Claude Lestang dut prendre congé peu après 16 heures, à l’arrivée d’un de ses fournisseurs. Il vous promit de répondre par écrit aux questions que vous n’aviez pas pu aborder sur votre liste et de vous envoyer les réponses par mail avant 19 heures. Et c’est même lui qui vous fit penser à prendre les photos d’illustration avant de partir...

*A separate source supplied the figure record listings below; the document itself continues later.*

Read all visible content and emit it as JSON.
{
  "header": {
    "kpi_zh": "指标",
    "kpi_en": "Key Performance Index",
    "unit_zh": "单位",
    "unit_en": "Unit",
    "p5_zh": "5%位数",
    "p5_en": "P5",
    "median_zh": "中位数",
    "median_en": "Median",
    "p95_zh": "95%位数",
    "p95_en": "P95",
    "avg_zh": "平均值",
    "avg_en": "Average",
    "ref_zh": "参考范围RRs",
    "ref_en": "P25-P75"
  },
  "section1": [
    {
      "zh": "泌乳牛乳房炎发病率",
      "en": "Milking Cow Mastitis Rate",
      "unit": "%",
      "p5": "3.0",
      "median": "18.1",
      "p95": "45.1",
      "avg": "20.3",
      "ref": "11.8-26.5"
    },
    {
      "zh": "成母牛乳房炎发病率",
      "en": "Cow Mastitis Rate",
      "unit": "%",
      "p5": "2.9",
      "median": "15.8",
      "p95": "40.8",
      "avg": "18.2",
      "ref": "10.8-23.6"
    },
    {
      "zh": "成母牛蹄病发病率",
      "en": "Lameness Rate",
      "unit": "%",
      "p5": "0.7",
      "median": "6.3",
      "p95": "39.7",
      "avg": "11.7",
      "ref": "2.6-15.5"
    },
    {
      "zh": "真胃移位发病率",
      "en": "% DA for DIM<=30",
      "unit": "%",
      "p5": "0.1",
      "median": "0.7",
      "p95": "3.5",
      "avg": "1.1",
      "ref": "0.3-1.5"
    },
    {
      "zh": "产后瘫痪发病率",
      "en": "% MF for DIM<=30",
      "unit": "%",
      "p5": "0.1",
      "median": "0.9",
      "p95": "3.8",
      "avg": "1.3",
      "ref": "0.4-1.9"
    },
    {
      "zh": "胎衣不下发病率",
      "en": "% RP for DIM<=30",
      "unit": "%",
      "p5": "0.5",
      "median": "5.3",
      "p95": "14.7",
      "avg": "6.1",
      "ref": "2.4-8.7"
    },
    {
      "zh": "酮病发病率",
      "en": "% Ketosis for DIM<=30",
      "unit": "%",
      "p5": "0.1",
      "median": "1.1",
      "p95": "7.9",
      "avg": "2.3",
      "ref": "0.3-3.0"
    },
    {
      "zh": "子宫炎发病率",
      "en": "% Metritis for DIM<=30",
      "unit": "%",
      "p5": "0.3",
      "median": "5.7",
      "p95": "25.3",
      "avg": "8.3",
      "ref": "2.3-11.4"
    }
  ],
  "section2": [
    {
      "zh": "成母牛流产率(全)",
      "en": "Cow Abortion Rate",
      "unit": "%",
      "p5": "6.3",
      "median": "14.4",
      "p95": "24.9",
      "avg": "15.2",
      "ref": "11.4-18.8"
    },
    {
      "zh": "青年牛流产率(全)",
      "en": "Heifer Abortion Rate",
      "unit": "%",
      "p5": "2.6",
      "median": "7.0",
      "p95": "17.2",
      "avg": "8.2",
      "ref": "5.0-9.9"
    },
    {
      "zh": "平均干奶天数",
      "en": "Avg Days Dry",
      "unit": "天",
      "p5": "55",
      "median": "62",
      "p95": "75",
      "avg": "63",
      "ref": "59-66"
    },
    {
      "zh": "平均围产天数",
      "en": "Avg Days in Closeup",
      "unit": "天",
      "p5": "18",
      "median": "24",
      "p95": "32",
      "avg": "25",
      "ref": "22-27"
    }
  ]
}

Pour l’instant, il est environ 16h20 et vous êtes, une fois de plus, assise à l’arrière d’un taxi. Cette fois, le chauffeur ne dit rien mais il écoute la radio à pleins tubes. Vous rentrez chez vous en vous demandant comment vous avez pu être si ridicule vous qui, d’habitude, êtes si... « Heureusement qu’il a été adorable avec moi. J’en connais d’autres qui se seraient fait un malin plaisir à m’enfoncer un peu plus. »

Vous approchez de votre résidence. Qui allez-vous croiser ? Avec un peu de chance, vous éviterez madame Ténard. Reste votre mère... Vous lui en voulez tellement et, à la fois, vous aimeriez tant pouvoir vous excuser... Bref, vous ne savez pas... Le taxi va bientôt s’arrêter. Vous fermez les yeux pour essayer de vous concentrer. La radio est en train de déballer l’horoscope de la journée. Quel intérêt à cette heure-ci ? Sûrement une redif’ de la matinale. Ça vous rappelle quand vous travailliez à... Voilà, vous êtes arrivée. Le combat va reprendre. Est-ce que quelqu’un aurait ne serait-ce qu’un petit conseil à vous donner ? Zut, le chauffeur baisse le son de la radio.  Tendez l’oreille et, n’oubliez pas, vous êtes Sagittaire.